Design of Optimum Weighting Functions for LFM Signals

Abstract

Linear frequency-modulated (LFM) pulse signals are probably the most common type of pulse compression waveforms for various radar systems (Barton, 2005; CookB Curlander & McDonough, 1991; Levanon & Mozeson, 2004; Richards, 2005; Skolnik, 2008). LFM signals are also often the waveform of choice for wideband systems, where the required bandwidth may be hundreds of megahertz. The ambiguity function of the LFM signal suffers from significant sidelobes, both in delay (range) and in Doppler. It is known, for example, that the first range sidelobe is approximately 13 dB below the main peak of the ambiguity function. Such sidelobes may be unacceptable in many applications due to system performance degradation caused by high sidelobes (Cook & Bernfeld, 1967; Levanon & Mozeson, 2004; Richards, 2005). To suppress the sidelobes some form of weighting can be applied to the matched filter response. The main drawbacks associated with conventional weighting functions (e.g., Hamming, Kaiser windows) are the broadening of the main lobe of the ambiguity function cut along the time axis and an inevitable attenuation in the peak response which decreases the signal-to-noise ratio.
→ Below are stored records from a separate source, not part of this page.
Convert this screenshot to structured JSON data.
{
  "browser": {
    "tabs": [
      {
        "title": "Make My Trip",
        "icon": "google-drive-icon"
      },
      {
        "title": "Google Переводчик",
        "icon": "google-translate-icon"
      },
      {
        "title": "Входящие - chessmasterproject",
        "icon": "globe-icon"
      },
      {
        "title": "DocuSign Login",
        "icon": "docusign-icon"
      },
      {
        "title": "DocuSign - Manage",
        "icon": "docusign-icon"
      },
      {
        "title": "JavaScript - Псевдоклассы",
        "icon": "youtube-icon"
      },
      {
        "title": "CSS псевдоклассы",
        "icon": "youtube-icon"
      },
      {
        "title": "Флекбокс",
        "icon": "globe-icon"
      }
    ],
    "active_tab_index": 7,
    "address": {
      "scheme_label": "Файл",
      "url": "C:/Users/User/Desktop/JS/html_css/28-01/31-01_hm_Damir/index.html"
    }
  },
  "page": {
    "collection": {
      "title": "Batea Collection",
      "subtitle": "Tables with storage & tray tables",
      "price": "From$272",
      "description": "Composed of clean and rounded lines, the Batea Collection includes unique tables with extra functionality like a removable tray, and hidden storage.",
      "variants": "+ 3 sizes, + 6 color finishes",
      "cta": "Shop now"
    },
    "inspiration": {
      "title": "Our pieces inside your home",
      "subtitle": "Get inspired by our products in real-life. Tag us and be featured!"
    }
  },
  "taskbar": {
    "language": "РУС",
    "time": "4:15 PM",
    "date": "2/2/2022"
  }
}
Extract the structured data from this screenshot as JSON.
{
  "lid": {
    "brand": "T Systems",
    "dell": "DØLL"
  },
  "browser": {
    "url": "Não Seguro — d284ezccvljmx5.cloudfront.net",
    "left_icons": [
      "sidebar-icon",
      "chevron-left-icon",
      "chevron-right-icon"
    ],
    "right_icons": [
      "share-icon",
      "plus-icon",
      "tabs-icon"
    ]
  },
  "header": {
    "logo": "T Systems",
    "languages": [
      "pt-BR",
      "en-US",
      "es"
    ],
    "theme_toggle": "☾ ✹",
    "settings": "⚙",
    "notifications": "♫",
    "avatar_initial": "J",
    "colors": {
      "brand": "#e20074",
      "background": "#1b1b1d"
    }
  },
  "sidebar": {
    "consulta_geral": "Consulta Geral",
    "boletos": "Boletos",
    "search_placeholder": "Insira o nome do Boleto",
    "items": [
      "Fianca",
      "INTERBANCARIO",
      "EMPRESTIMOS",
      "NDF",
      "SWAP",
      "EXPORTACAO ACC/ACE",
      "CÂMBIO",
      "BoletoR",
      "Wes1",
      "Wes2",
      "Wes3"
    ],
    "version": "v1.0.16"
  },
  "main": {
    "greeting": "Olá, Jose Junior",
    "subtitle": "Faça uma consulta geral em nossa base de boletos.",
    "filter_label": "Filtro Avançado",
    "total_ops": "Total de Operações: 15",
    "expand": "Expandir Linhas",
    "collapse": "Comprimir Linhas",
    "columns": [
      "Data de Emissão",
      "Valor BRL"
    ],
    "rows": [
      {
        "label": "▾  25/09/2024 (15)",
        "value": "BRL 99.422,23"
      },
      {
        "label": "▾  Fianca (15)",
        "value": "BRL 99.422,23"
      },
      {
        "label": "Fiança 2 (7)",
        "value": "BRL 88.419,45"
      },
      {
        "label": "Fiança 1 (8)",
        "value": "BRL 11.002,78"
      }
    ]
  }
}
The chapter provides theoretical justification for a new approach, which is being applied to the design of discrete weighting function, or in other words, digital mismatched receiving filters. This approach considers the design of weighting functions as a problem of finding such a digital mismatched filter that will maximize the proportion of the total response power that is concentrated in the specified time-frequency region. Two applications of the proposed approach are theoretically addressed in sections 2 and 3. First, in section 2, we apply it to the problem of the optimum Doppler-tolerant pair signalfilter design when a given signal is specified to be an LFM signal. Section 3 addresses the specification of weighting functions in interferometric synthetic aperture radars with the purpose of improving the height measurement accuracy. Both of these sections are supplimented with numerical results, which demonstrate benefits that one can derive from using the proposed optimum weigthing functions as compared to conventional weighting functions. Conclusions are given in section 4.